Electra, for anyone unfamiliar, is one of the children of the ill-fated marriage of Agamemnon and Clytemnestra. Caught up in the cycle of the Trojan War, her father sacrificed one of her sisters, Iphigenia, at the start of the war so that the Greeks would have a favourable wind, and thus could sail east to besiege Troy. Still distraught over this incident, Clytemnestra and her lover, Aegisthus, killed Agamemnon when he returned from the war. Sophocles‘ version of the play, written in the fifth century BC, picks up a number of years later, with Electra still mourning the death of her father, and hoping for the return of her brother, Orestes, so that they may seek revenge upon their mother and her new husband, who has taken up the thrown of Argos in their father’s stead.

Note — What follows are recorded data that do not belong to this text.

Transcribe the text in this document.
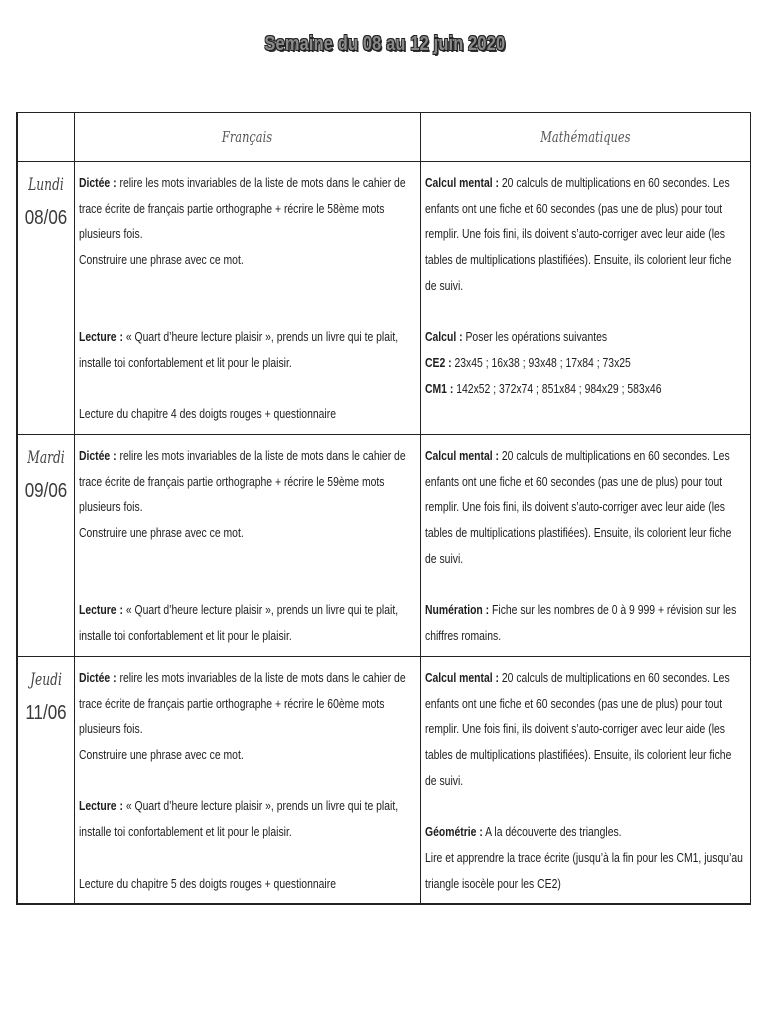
Semaine du 08 au 12 juin 2020
Français	Mathématiques
Lundi
08/06
Dictée : relire les mots invariables de la liste de mots dans le cahier de
trace écrite de français partie orthographe + récrire le 58ème mots
plusieurs fois.
Construire une phrase avec ce mot.
Lecture : « Quart d’heure lecture plaisir », prends un livre qui te plait,
installe toi confortablement et lit pour le plaisir.
Lecture du chapitre 4 des doigts rouges + questionnaire
Calcul mental : 20 calculs de multiplications en 60 secondes. Les
enfants ont une fiche et 60 secondes (pas une de plus) pour tout
remplir. Une fois fini, ils doivent s’auto-corriger avec leur aide (les
tables de multiplications plastifiées). Ensuite, ils colorient leur fiche
de suivi.
Calcul : Poser les opérations suivantes
CE2 : 23x45 ; 16x38 ; 93x48 ; 17x84 ; 73x25
CM1 : 142x52 ; 372x74 ; 851x84 ; 984x29 ; 583x46
Mardi
09/06
Dictée : relire les mots invariables de la liste de mots dans le cahier de
trace écrite de français partie orthographe + récrire le 59ème mots
plusieurs fois.
Construire une phrase avec ce mot.
Lecture : « Quart d’heure lecture plaisir », prends un livre qui te plait,
installe toi confortablement et lit pour le plaisir.
Calcul mental : 20 calculs de multiplications en 60 secondes. Les
enfants ont une fiche et 60 secondes (pas une de plus) pour tout
remplir. Une fois fini, ils doivent s’auto-corriger avec leur aide (les
tables de multiplications plastifiées). Ensuite, ils colorient leur fiche
de suivi.
Numération : Fiche sur les nombres de 0 à 9 999 + révision sur les
chiffres romains.
Jeudi
11/06
Dictée : relire les mots invariables de la liste de mots dans le cahier de
trace écrite de français partie orthographe + récrire le 60ème mots
plusieurs fois.
Construire une phrase avec ce mot.
Lecture : « Quart d’heure lecture plaisir », prends un livre qui te plait,
installe toi confortablement et lit pour le plaisir.
Lecture du chapitre 5 des doigts rouges + questionnaire
Calcul mental : 20 calculs de multiplications en 60 secondes. Les
enfants ont une fiche et 60 secondes (pas une de plus) pour tout
remplir. Une fois fini, ils doivent s’auto-corriger avec leur aide (les
tables de multiplications plastifiées). Ensuite, ils colorient leur fiche
de suivi.
Géométrie : A la découverte des triangles.
Lire et apprendre la trace écrite (jusqu’à la fin pour les CM1, jusqu’au
triangle isocèle pour les CE2)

Unlike some of the other Greek tragedies that have survived the centuries, there is no real sense of conflict in the character of Electra: she is adamant in her anger, her despisal of her mother and her husband, and focuses on her desire for revenge above all things. Whilst this might seemingly make the play somewhat flat, as there is no possible outcome for Electra other than death – either her’s or that of Clytemnestra and Aegisthus – the tragedy of it is not about the end result, but about the suffering Electra endures. Her grief consumes her almost to the point of madness, and whilst the overwhelmingness of it is clear on the page, on stage it becomes real. The Electra of Kristin Scott Thomas is a manifestation of torment. Her pain, her grief, is tangible, from the moment she walks onto the stage. Though others have seen her intensity, her inability for stillness ,as a bit over the top, I recognised it as the physical outlet of deep emotional suffering, of the kind that makes one tremble merely from the struggle to keep from falling apart entirely. For Electra, the tragedy comes from within, from her battle to cope with the pain others have brought into her life, and the knowledge that once she gets her revenge, she will have nothing left. This leaves no room for the catharsis typical of this type of tragedy, and leaves the audience with as much emptiness as Electra undoubtedly feels herself.

I hate to take any credit away from Sophocles, for it is his words that filled the stage (for the most part), but I cannot help but think a lesser actress would not have been able to convey the emotional turmoil, the heartfelt agony of loss and grief, and the physical intensity of mental anguish as readily. Quite simply, Kristin Scott Thomas is Electra.